# Letter to my husband.



## HotelEchoLimaPapa (Oct 7, 2010)

I would appreciate any input or advice on anything that needs to be changed.

"________ I love you, we need to talk about our marriage because I'm hurting inside, and I don't feel happy with where we're at. I'm upset we hardly kiss, or have any romance or intimacy. 

Sometimes I think you've changed so much from the man I fell in love with, and it causes a lot of pain.
We need to understand this so we can be happier together, and so I can be a better, happier wife.
I'm upset that we've talked about this before, so many times, and you don't seem to take it seriously. It makes me feel like you don't care enough to try to work on our relationship. I only say this because I love you and I want our marriage to be a happy one. 
We need to fix this before the frustration replaces the memories of why I loved you and this marriage becomes toxic.

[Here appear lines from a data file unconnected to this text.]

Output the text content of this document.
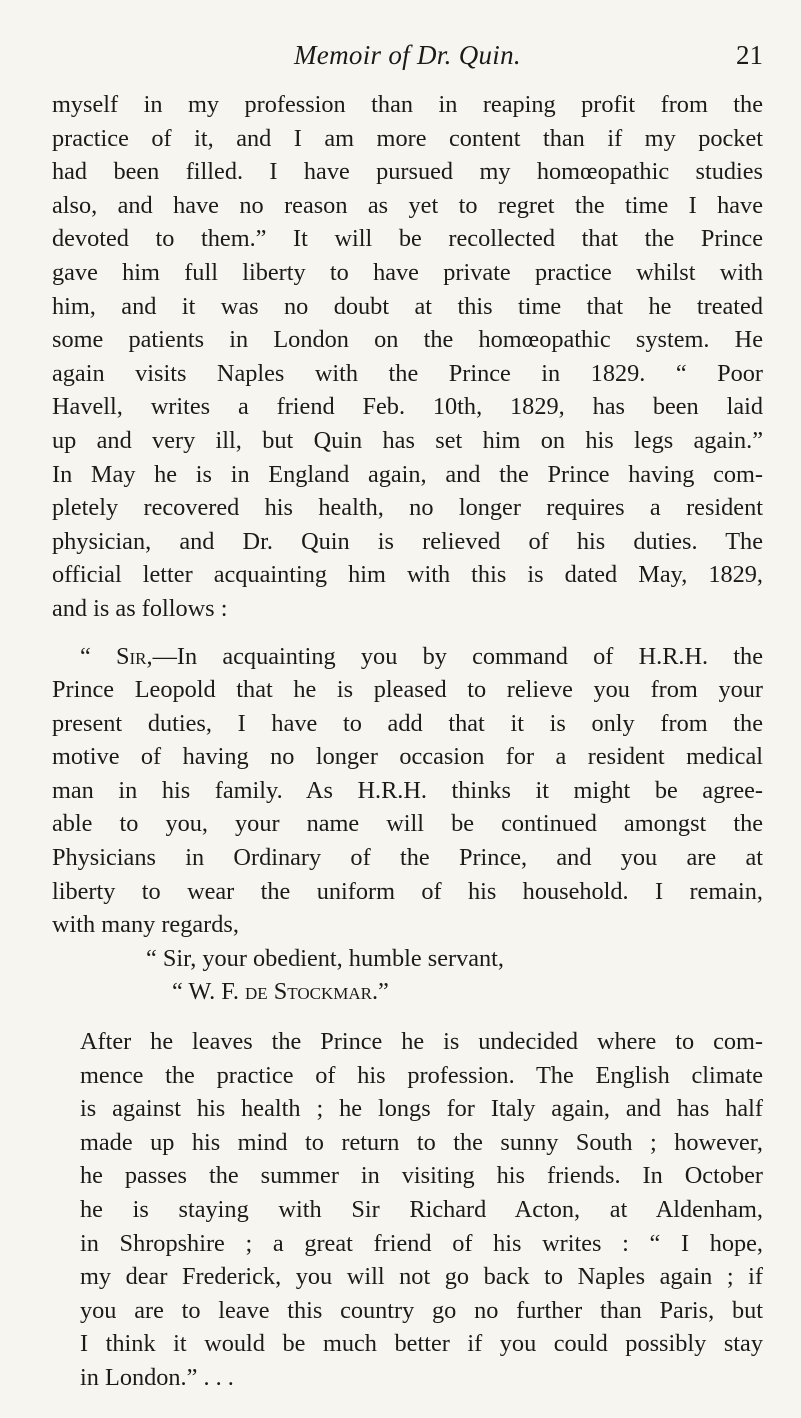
Memoir of Dr. Quin.	21

myself in my profession than in reaping profit from the
practice of it, and I am more content than if my pocket
had been filled. I have pursued my homœopathic studies
also, and have no reason as yet to regret the time I have
devoted to them.” It will be recollected that the Prince
gave him full liberty to have private practice whilst with
him, and it was no doubt at this time that he treated
some patients in London on the homœopathic system. He
again visits Naples with the Prince in 1829. “ Poor
Havell, writes a friend Feb. 10th, 1829, has been laid
up and very ill, but Quin has set him on his legs again.”
In May he is in England again, and the Prince having com-
pletely recovered his health, no longer requires a resident
physician, and Dr. Quin is relieved of his duties. The
official letter acquainting him with this is dated May, 1829,
and is as follows :

“ Sir,—In acquainting you by command of H.R.H. the
Prince Leopold that he is pleased to relieve you from your
present duties, I have to add that it is only from the
motive of having no longer occasion for a resident medical
man in his family. As H.R.H. thinks it might be agree-
able to you, your name will be continued amongst the
Physicians in Ordinary of the Prince, and you are at
liberty to wear the uniform of his household. I remain,
with many regards,
“ Sir, your obedient, humble servant,
“ W. F. de Stockmar.”

After he leaves the Prince he is undecided where to com-
mence the practice of his profession. The English climate
is against his health ; he longs for Italy again, and has half
made up his mind to return to the sunny South ; however,
he passes the summer in visiting his friends. In October
he is staying with Sir Richard Acton, at Aldenham,
in Shropshire ; a great friend of his writes : “ I hope,
my dear Frederick, you will not go back to Naples again ; if
you are to leave this country go no further than Paris, but
I think it would be much better if you could possibly stay
in London.” . . .
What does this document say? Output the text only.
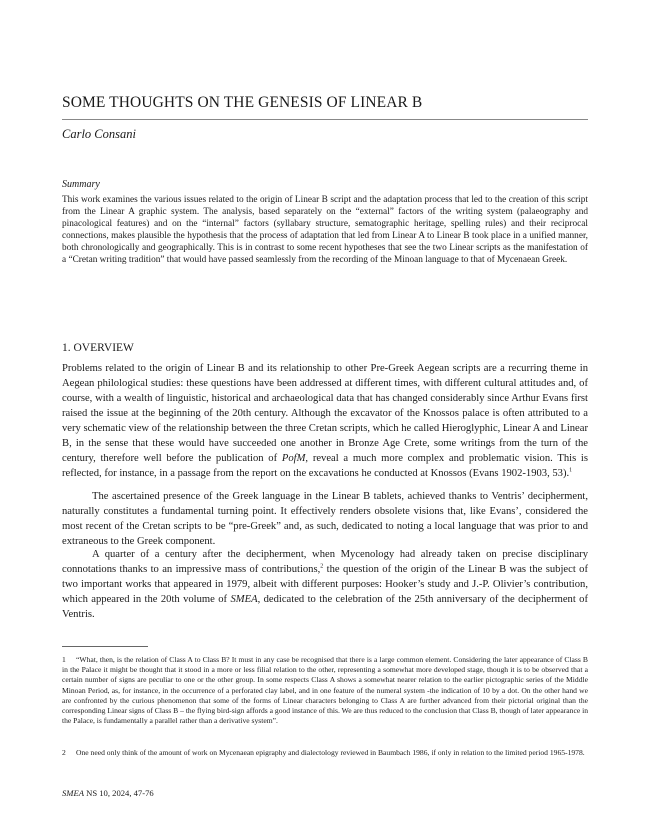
SOME THOUGHTS ON THE GENESIS OF LINEAR B
Carlo Consani
Summary

This work examines the various issues related to the origin of Linear B script and the adaptation process that led to the creation of this script from the Linear A graphic system. The analysis, based separately on the “external” factors of the writing system (palaeography and pinacological features) and on the “internal” factors (syllabary structure, sematographic heritage, spelling rules) and their reciprocal connections, makes plausible the hypothesis that the process of adaptation that led from Linear A to Linear B took place in a unified manner, both chronologically and geographically. This is in contrast to some recent hypotheses that see the two Linear scripts as the manifestation of a “Cretan writing tradition” that would have passed seamlessly from the recording of the Minoan language to that of Mycenaean Greek.

1. OVERVIEW

Problems related to the origin of Linear B and its relationship to other Pre-Greek Aegean scripts are a recurring theme in Aegean philological studies: these questions have been addressed at different times, with different cultural attitudes and, of course, with a wealth of linguistic, historical and archaeological data that has changed considerably since Arthur Evans first raised the issue at the beginning of the 20th century. Although the excavator of the Knossos palace is often attributed to a very schematic view of the relationship between the three Cretan scripts, which he called Hieroglyphic, Linear A and Linear B, in the sense that these would have succeeded one another in Bronze Age Crete, some writings from the turn of the century, therefore well before the publication of PofM, reveal a much more complex and problematic vision. This is reflected, for instance, in a passage from the report on the excavations he conducted at Knossos (Evans 1902-1903, 53).$^1$

The ascertained presence of the Greek language in the Linear B tablets, achieved thanks to Ventris’ decipherment, naturally constitutes a fundamental turning point. It effectively renders obsolete visions that, like Evans’, considered the most recent of the Cretan scripts to be “pre-Greek” and, as such, dedicated to noting a local language that was prior to and extraneous to the Greek component.

A quarter of a century after the decipherment, when Mycenology had already taken on precise disciplinary connotations thanks to an impressive mass of contributions,$^2$ the question of the origin of the Linear B was the subject of two important works that appeared in 1979, albeit with different purposes: Hooker’s study and J.-P. Olivier’s contribution, which appeared in the 20th volume of SMEA, dedicated to the celebration of the 25th anniversary of the decipherment of Ventris.

1 “What, then, is the relation of Class A to Class B? It must in any case be recognised that there is a large common element. Considering the later appearance of Class B in the Palace it might be thought that it stood in a more or less filial relation to the other, representing a somewhat more developed stage, though it is to be observed that a certain number of signs are peculiar to one or the other group. In some respects Class A shows a somewhat nearer relation to the earlier pictographic series of the Middle Minoan Period, as, for instance, in the occurrence of a perforated clay label, and in one feature of the numeral system -the indication of 10 by a dot. On the other hand we are confronted by the curious phenomenon that some of the forms of Linear characters belonging to Class A are further advanced from their pictorial original than the corresponding Linear signs of Class B – the flying bird-sign affords a good instance of this. We are thus reduced to the conclusion that Class B, though of later appearance in the Palace, is fundamentally a parallel rather than a derivative system”.

2 One need only think of the amount of work on Mycenaean epigraphy and dialectology reviewed in Baumbach 1986, if only in relation to the limited period 1965-1978.

SMEA NS 10, 2024, 47-76
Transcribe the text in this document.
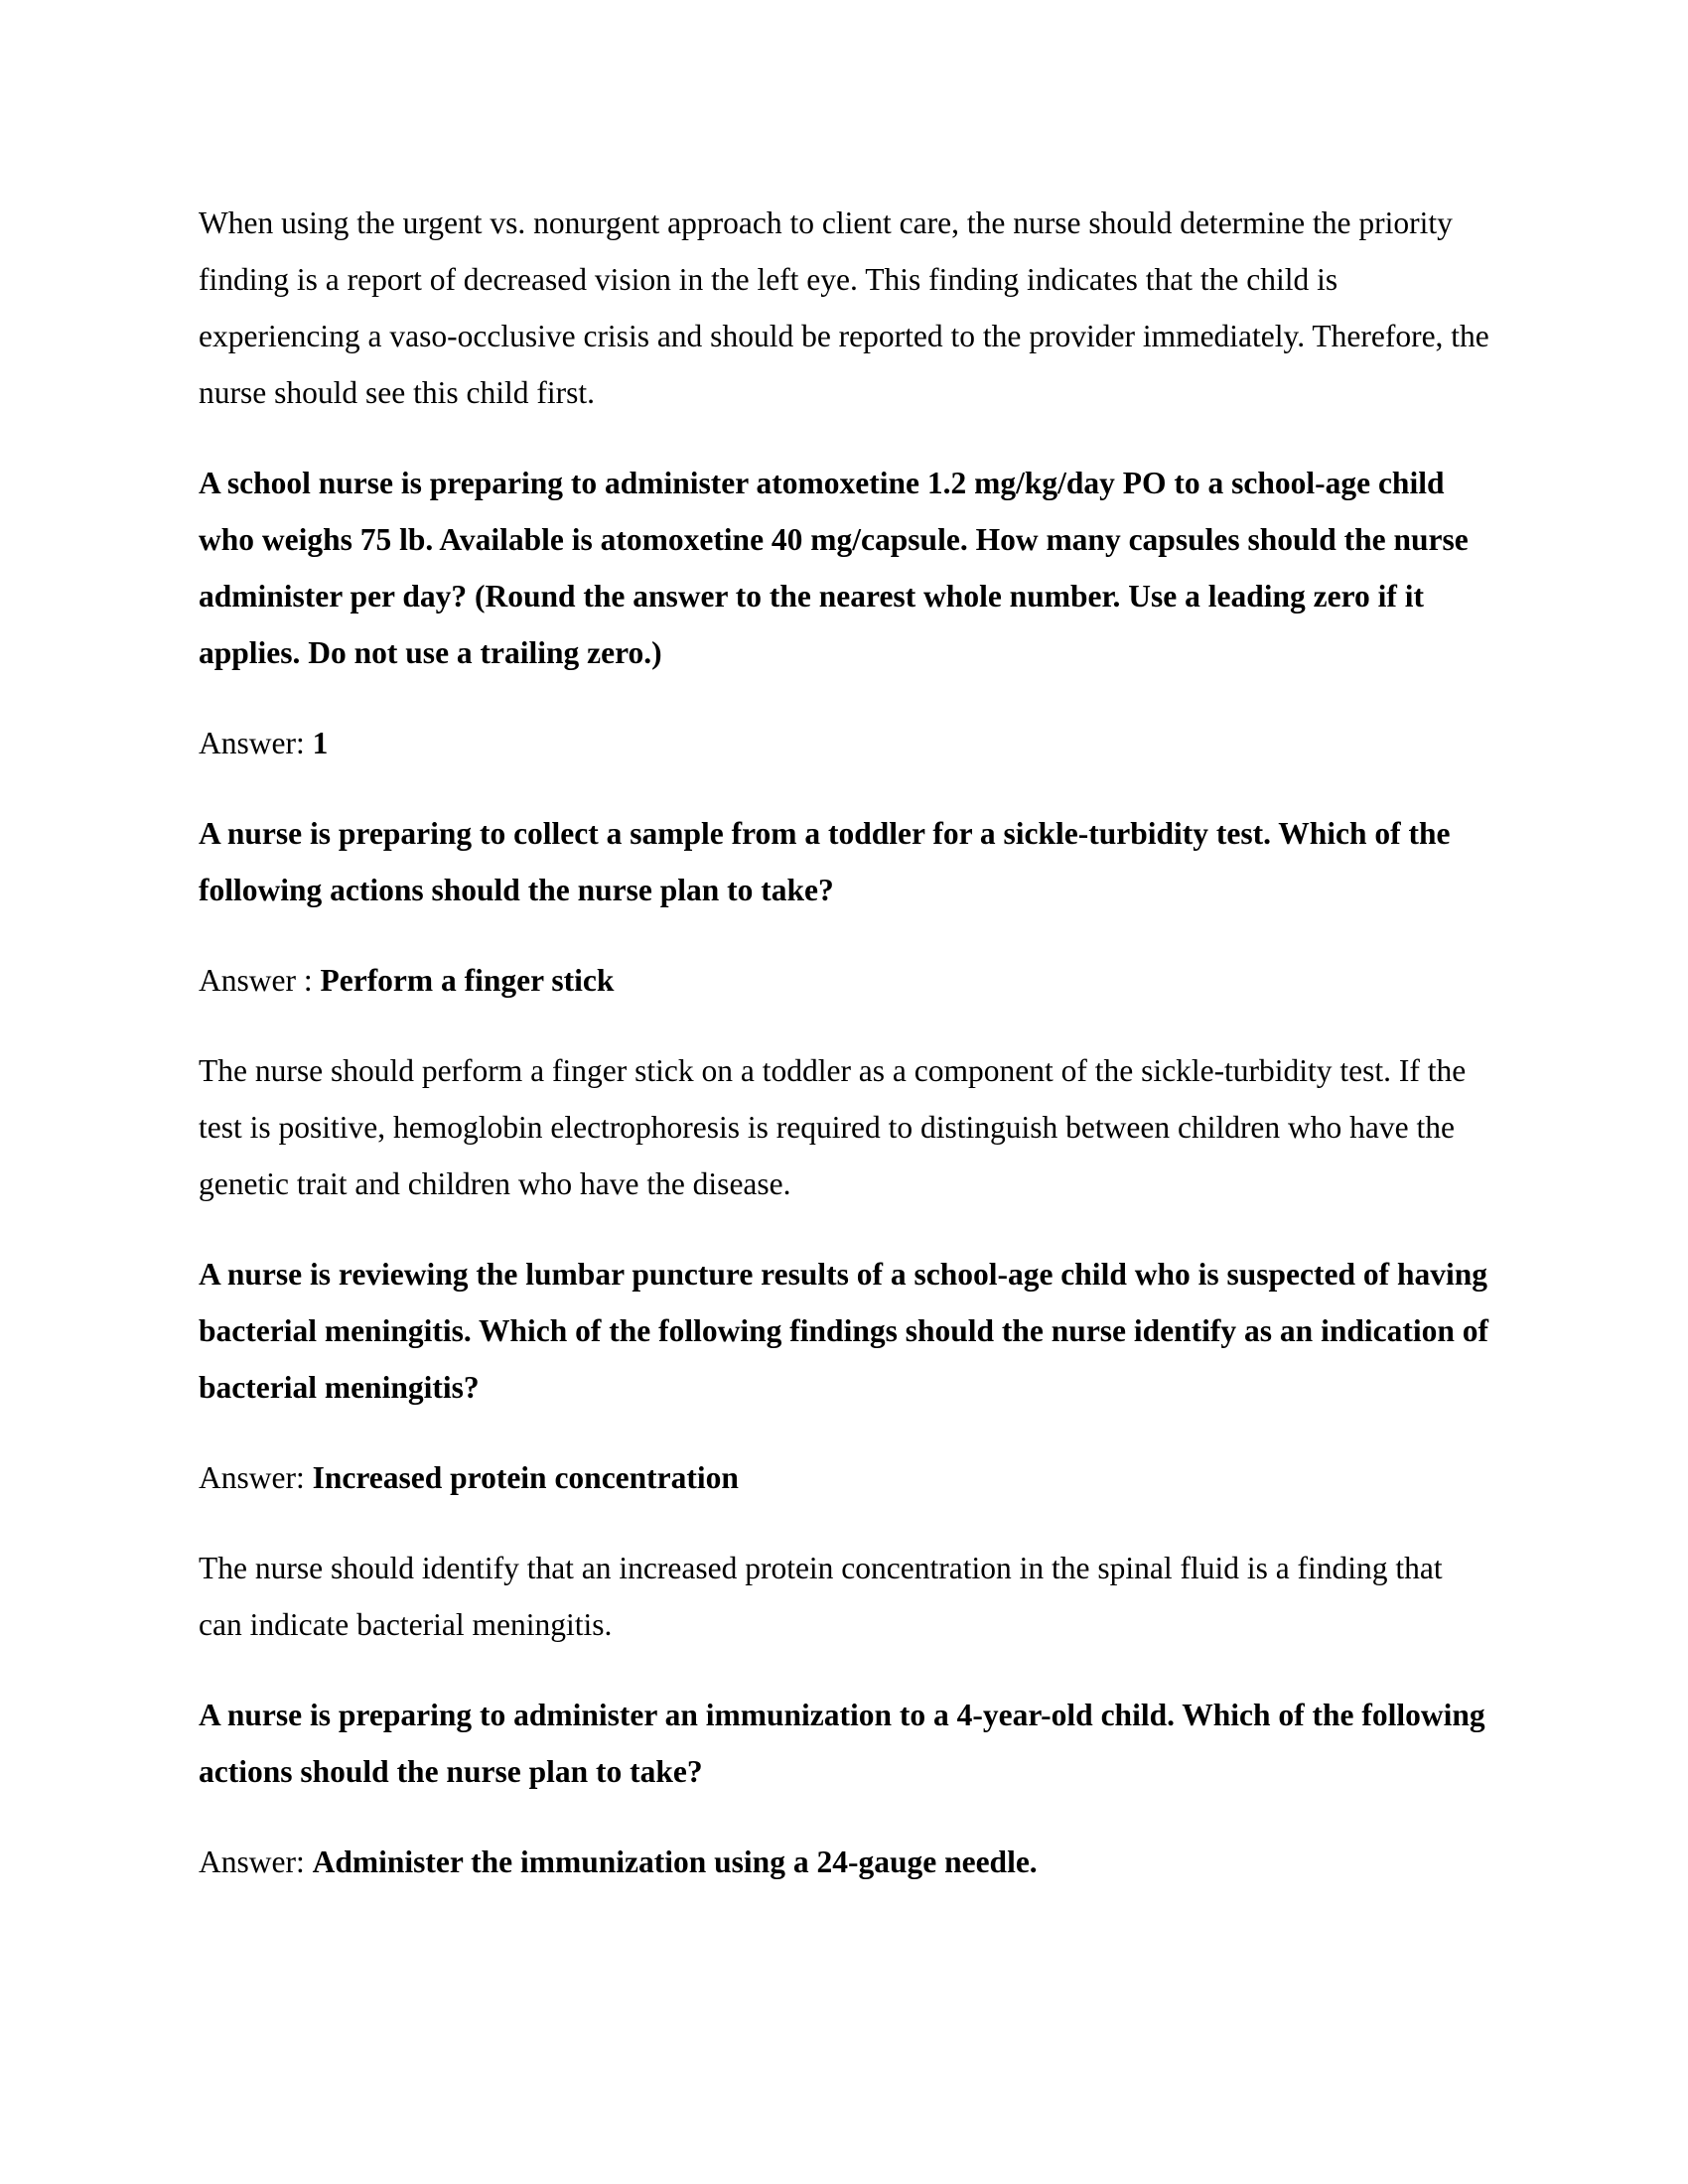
When using the urgent vs. nonurgent approach to client care, the nurse should determine the priority finding is a report of decreased vision in the left eye. This finding indicates that the child is experiencing a vaso-occlusive crisis and should be reported to the provider immediately. Therefore, the nurse should see this child first.

A school nurse is preparing to administer atomoxetine 1.2 mg/kg/day PO to a school-age child who weighs 75 lb. Available is atomoxetine 40 mg/capsule. How many capsules should the nurse administer per day? (Round the answer to the nearest whole number. Use a leading zero if it applies. Do not use a trailing zero.)

Answer: 1

A nurse is preparing to collect a sample from a toddler for a sickle-turbidity test. Which of the following actions should the nurse plan to take?

Answer : Perform a finger stick

The nurse should perform a finger stick on a toddler as a component of the sickle-turbidity test. If the test is positive, hemoglobin electrophoresis is required to distinguish between children who have the genetic trait and children who have the disease.

A nurse is reviewing the lumbar puncture results of a school-age child who is suspected of having bacterial meningitis. Which of the following findings should the nurse identify as an indication of bacterial meningitis?

Answer: Increased protein concentration

The nurse should identify that an increased protein concentration in the spinal fluid is a finding that can indicate bacterial meningitis.

A nurse is preparing to administer an immunization to a 4-year-old child. Which of the following actions should the nurse plan to take?

Answer: Administer the immunization using a 24-gauge needle.
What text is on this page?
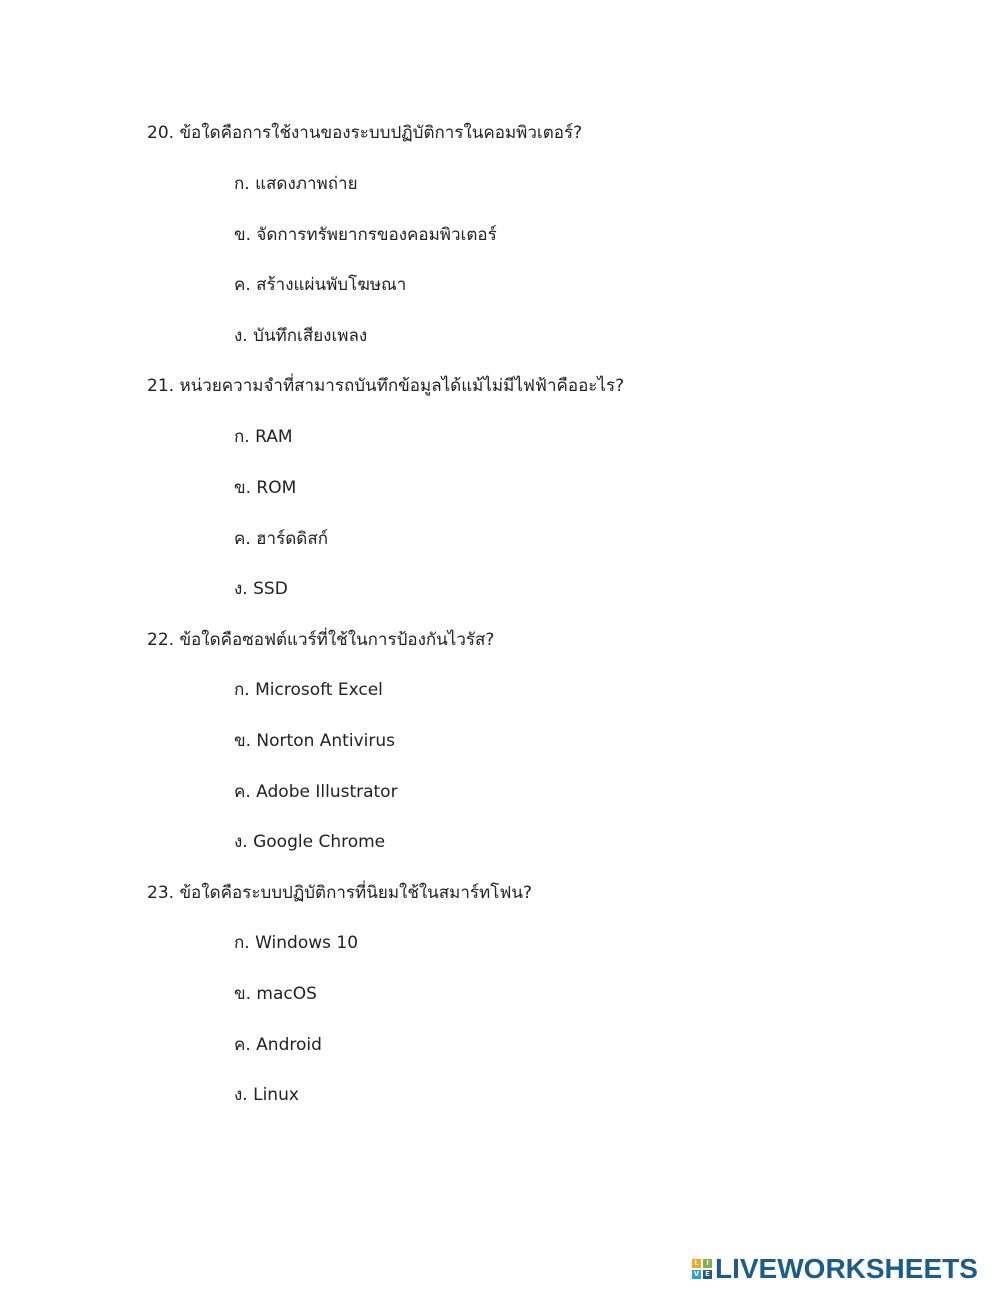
20. ข้อใดคือการใช้งานของระบบปฏิบัติการในคอมพิวเตอร์?
ก. แสดงภาพถ่าย
ข. จัดการทรัพยากรของคอมพิวเตอร์
ค. สร้างแผ่นพับโฆษณา
ง. บันทึกเสียงเพลง
21. หน่วยความจำที่สามารถบันทึกข้อมูลได้แม้ไม่มีไฟฟ้าคืออะไร?
ก. RAM
ข. ROM
ค. ฮาร์ดดิสก์
ง. SSD
22. ข้อใดคือซอฟต์แวร์ที่ใช้ในการป้องกันไวรัส?
ก. Microsoft Excel
ข. Norton Antivirus
ค. Adobe Illustrator
ง. Google Chrome
23. ข้อใดคือระบบปฏิบัติการที่นิยมใช้ในสมาร์ทโฟน?
ก. Windows 10
ข. macOS
ค. Android
ง. Linux
L	I
V E LIVEWORKSHEETS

No happy marriage exists without effort from both sides. If we cant work this out together, then we need to go to counseling. I'm not going to let things get to the point where we're miserable. That's not what I want for our marriage or our lives."


----------



## Chris Taylor (Jul 22, 2010)

Help,

I assume you have tried talking to him in the past and it hasn't worked. I would suggest going to a marriage counselor. If he doesn't want to go, go alone. It will show him how serious you are.

The counselor will give you (a) the ability to live with the situation, (b) help in changing the situation for the better or (c) help in moving forward without him.

Remember, however, that there are usually two sides to the marriage problem and you need to be prepared to face the fact that YOU may have changed or at some time YOU failed to provide the romance and intimacy and he's reacting to that.

Unfortunately if he doesn't join you in the counseling, you can only work on half the problem.


----------